Sir,
I have read with interest the articles, Study of Perceived Stress among Female Medical and Non-Medical University Students in Dammam, Saudi Arabia, by Dabal et al.1 and the accompanying Editorial by Al-Lamki.2 I would like to congratulate the authors for their scholarship and for highlighting this issue empirically. The study authors have compared levels of stress among medical students using certain defined parameters. The study suggested that medical students appear to have a greater propensity towards academic stress, than their counterpart nonmedical students.1 Studies from different parts of the world, including from the Arabian Gulf are congruent with such a view.3,4 However, compared to other studies, the present finding of a 48.6% rate of academic stress appear to be bewilderingly high considering that, due to cultural patterning, there is a low tendency in such a population to admit to emotional distress.5 The ensuing paragraphs ponder about some of the methodological and conceptual factors that could contribute to what could amount to a spurious rate of academic stress.
First, the high incidence could be partly explained due the phenomena know as ‘hypochondriasis of medical students’. Medical students are likely to perceive themselves as distressed partly because they are familiar with many of the ill-effects of stress from their medical education. These are the people who are exposed to such concepts and terminologies routinely in their medical education. Relevant to this, there is a lot of hype, in the media as well as in the medical profession, that medical schools are ‘hard’. This, of course, is likely to create the climate of a self-fulfilling prophecy. This, in turn, may lead to the dire consequence of endorsing stress that is not really there.
Second, the contribution of one’s personality to academic stress has often been overlooked in current discussion on academic stress. It is well known that certain personality types are prone to stress and in this context, it is the so called ‘Type-A personality’.6 There is empirical evidence to suggest that medical professions tends to attract people with ‘Type-A’ personalities, known to be marked by competitiveness, machiavellianism and envy as well as characterised by the cardinal temperaments that are prone to ‘burnout’, or in the present context, to suffering from academic stress. Equally, there is an indication that medical teachers are not spared from having such a disposition. This echoes the dictum, ‘birds of a feather flock together”.
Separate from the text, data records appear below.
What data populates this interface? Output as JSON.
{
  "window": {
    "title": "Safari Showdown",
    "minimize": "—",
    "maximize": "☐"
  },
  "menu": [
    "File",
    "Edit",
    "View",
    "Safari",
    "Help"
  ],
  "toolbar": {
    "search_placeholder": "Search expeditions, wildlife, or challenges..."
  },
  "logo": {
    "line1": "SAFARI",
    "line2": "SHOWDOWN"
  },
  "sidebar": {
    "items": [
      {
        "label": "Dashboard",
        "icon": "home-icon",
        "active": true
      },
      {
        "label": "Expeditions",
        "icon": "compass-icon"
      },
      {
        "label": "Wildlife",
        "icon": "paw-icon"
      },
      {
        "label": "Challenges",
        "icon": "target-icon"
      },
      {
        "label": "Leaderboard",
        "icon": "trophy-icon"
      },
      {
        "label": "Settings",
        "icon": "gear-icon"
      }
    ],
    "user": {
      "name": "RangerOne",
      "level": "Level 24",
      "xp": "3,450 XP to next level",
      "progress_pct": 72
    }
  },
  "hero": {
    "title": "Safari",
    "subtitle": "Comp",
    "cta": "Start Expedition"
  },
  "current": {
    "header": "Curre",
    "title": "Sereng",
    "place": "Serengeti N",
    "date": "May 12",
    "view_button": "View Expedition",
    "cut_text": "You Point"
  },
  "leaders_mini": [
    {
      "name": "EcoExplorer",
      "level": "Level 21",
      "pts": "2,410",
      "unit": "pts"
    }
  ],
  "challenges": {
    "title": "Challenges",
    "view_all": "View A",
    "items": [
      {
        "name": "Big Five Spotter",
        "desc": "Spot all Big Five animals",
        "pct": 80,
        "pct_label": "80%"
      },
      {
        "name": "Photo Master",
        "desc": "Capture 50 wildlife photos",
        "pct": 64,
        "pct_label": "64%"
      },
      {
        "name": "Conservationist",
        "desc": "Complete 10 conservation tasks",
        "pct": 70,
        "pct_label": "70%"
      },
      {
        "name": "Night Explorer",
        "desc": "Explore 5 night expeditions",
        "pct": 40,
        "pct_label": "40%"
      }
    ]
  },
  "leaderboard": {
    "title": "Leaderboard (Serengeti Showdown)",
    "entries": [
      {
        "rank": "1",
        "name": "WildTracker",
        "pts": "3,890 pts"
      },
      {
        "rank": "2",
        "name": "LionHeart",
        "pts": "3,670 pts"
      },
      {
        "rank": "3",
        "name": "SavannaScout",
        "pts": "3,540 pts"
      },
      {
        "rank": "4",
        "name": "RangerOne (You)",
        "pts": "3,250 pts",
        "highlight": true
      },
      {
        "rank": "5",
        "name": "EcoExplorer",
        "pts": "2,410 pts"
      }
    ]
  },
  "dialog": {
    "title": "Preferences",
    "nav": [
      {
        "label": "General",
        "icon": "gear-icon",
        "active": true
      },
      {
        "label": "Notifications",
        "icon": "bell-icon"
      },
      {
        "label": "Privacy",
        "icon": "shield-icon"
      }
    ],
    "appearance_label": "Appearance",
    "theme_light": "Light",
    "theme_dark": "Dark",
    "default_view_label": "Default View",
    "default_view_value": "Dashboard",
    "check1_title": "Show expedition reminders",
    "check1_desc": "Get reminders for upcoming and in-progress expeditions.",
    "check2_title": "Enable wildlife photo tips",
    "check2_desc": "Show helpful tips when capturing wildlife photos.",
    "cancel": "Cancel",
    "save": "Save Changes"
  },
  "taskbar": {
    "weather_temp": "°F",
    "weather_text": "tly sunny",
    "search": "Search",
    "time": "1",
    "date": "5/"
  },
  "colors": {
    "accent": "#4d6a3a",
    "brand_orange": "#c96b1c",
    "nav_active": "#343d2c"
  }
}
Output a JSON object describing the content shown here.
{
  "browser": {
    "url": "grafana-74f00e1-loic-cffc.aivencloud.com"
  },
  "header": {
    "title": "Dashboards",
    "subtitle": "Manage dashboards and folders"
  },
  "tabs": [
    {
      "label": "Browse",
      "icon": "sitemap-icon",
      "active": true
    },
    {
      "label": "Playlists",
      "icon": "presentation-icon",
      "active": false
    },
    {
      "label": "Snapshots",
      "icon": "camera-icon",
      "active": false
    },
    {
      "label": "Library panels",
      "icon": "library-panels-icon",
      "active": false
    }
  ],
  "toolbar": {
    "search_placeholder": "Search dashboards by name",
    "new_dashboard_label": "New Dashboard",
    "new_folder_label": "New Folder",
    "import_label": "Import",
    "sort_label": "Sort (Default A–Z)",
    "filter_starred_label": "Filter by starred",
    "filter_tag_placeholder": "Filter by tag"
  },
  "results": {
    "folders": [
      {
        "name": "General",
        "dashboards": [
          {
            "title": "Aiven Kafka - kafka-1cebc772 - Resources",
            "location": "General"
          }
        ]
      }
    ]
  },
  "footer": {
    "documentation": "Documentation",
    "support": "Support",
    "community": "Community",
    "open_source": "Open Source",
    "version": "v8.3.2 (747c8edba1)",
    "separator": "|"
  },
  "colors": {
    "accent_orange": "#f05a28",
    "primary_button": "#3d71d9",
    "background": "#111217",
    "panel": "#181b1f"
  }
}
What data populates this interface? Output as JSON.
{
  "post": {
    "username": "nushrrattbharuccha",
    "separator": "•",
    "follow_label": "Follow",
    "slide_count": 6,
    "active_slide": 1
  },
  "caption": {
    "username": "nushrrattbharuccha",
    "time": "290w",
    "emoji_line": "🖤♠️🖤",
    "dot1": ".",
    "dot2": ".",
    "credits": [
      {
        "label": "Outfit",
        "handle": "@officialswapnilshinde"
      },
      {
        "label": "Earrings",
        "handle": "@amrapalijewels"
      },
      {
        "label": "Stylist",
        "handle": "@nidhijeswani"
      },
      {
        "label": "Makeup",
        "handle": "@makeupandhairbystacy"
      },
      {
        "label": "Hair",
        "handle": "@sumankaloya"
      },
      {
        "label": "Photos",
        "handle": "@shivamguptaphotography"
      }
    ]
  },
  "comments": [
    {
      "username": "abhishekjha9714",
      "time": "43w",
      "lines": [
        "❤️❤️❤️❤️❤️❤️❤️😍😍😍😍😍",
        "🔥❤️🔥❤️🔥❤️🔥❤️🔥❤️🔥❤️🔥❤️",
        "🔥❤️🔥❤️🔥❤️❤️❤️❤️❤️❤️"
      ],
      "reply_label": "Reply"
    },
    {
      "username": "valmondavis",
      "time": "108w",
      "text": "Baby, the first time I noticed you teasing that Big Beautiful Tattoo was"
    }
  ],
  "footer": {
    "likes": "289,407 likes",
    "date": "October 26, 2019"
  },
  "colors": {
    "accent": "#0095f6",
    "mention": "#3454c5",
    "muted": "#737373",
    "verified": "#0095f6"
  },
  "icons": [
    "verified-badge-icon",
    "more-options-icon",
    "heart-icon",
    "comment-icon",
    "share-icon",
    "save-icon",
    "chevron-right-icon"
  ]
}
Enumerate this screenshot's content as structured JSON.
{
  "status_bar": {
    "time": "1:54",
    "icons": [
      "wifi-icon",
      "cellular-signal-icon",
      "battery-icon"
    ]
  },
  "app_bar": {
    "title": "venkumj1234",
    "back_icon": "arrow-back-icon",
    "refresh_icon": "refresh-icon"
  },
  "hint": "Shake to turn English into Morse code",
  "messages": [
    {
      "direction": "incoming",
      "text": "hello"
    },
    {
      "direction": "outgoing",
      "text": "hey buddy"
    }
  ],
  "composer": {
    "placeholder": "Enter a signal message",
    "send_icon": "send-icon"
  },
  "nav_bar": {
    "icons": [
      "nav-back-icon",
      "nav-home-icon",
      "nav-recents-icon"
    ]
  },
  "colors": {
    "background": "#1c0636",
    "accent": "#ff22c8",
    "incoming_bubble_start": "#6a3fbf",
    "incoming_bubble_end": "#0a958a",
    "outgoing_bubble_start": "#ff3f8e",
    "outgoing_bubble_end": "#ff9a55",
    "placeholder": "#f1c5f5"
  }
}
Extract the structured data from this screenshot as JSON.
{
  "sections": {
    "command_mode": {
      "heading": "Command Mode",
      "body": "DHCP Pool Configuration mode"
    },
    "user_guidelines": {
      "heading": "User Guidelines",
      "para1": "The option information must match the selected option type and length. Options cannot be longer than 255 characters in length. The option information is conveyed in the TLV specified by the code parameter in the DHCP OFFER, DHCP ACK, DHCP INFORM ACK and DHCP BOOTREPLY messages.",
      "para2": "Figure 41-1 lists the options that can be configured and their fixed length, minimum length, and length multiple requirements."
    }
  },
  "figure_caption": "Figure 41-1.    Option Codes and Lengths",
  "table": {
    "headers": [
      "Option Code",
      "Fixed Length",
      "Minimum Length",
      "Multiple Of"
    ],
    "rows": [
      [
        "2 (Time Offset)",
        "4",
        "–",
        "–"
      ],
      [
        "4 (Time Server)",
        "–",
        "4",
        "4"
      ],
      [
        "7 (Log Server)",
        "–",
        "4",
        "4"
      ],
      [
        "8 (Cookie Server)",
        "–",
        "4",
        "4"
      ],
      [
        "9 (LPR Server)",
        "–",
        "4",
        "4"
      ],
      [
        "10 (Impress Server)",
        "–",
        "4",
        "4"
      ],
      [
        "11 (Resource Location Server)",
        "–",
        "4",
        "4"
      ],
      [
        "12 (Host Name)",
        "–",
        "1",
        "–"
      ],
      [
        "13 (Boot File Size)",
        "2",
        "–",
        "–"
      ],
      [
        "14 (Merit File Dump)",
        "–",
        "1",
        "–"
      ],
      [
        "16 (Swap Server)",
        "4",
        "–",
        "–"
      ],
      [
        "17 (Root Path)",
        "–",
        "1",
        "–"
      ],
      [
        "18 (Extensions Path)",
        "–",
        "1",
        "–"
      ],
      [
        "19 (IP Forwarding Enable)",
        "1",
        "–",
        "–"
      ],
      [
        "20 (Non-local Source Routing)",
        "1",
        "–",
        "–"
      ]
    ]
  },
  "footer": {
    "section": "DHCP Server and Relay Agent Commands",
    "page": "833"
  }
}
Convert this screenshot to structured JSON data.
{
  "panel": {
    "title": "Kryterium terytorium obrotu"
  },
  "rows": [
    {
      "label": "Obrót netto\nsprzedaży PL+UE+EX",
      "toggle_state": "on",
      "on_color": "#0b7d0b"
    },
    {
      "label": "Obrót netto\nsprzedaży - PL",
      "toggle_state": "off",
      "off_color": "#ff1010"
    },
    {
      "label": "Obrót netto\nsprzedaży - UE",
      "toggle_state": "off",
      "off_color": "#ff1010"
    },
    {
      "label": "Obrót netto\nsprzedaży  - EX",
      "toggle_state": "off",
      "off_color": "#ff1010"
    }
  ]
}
Third, another point of contention that has been overlooked in this study is the particular role of the medical teacher in this region. Gulf countries tend to attract medical teachers from different parts of the world, but predominantly from other developing countries. Such medical teachers, ambitious as they may be to distinguish themselves in an international setting, are known to have come here because they are unable to thrive elsewhere in competitive academic medicine. Such ‘substandard’ teachers, it could be speculated here, are likely to be ill-equipped to provide an effective learning environment for their students. One salient and ostensible victim of such a situation is the quality of medical education. The reverse side of this coin is the creation of stressed-out medical students.
Fourth, a possible cause of the high rate of academic stress among the reported medical student cohort may reflect the ‘united nations’ of medical teachers in the region and a tendency towards ‘lost in translation’. In general, multi-culturalism and pluralism are often considered to be important ingredients in academic culture; however, there may be a downside to such an environment: the issue of language. Students often complain that they have attended a lecture given by medical teacher whose accent was rendered the content unintelligible to them. Medicine is taught in English, the well meaning intention being that English is the language of science and technology, but the burden of learning or trying rapidly to improve on language skills in the midst of a challenging medical curriculum can further deplete student enthusiasm for life and learning. The situation is further affected by the mode of school education in the region which is often by ‘rote’ learning.7 Effective ‘rote learners’ may have excelled in secondary school to gain entrance into medical school, but it remains to be seen how such a learning strategy fares in medical school. Therefore, the discrepancy in learning styles between secondary school and university, compounded by the characteristics of the medical teachers, may contribute to the high propensity towards academic stress.
The aforementioned methodological and conceptual constraints need to be considered in future research so that evidence-based prevention and intervention can be contemplated in order to mitigate intransigent and debilitating academic stress, something well known to dent one’s social, health and occupational competency.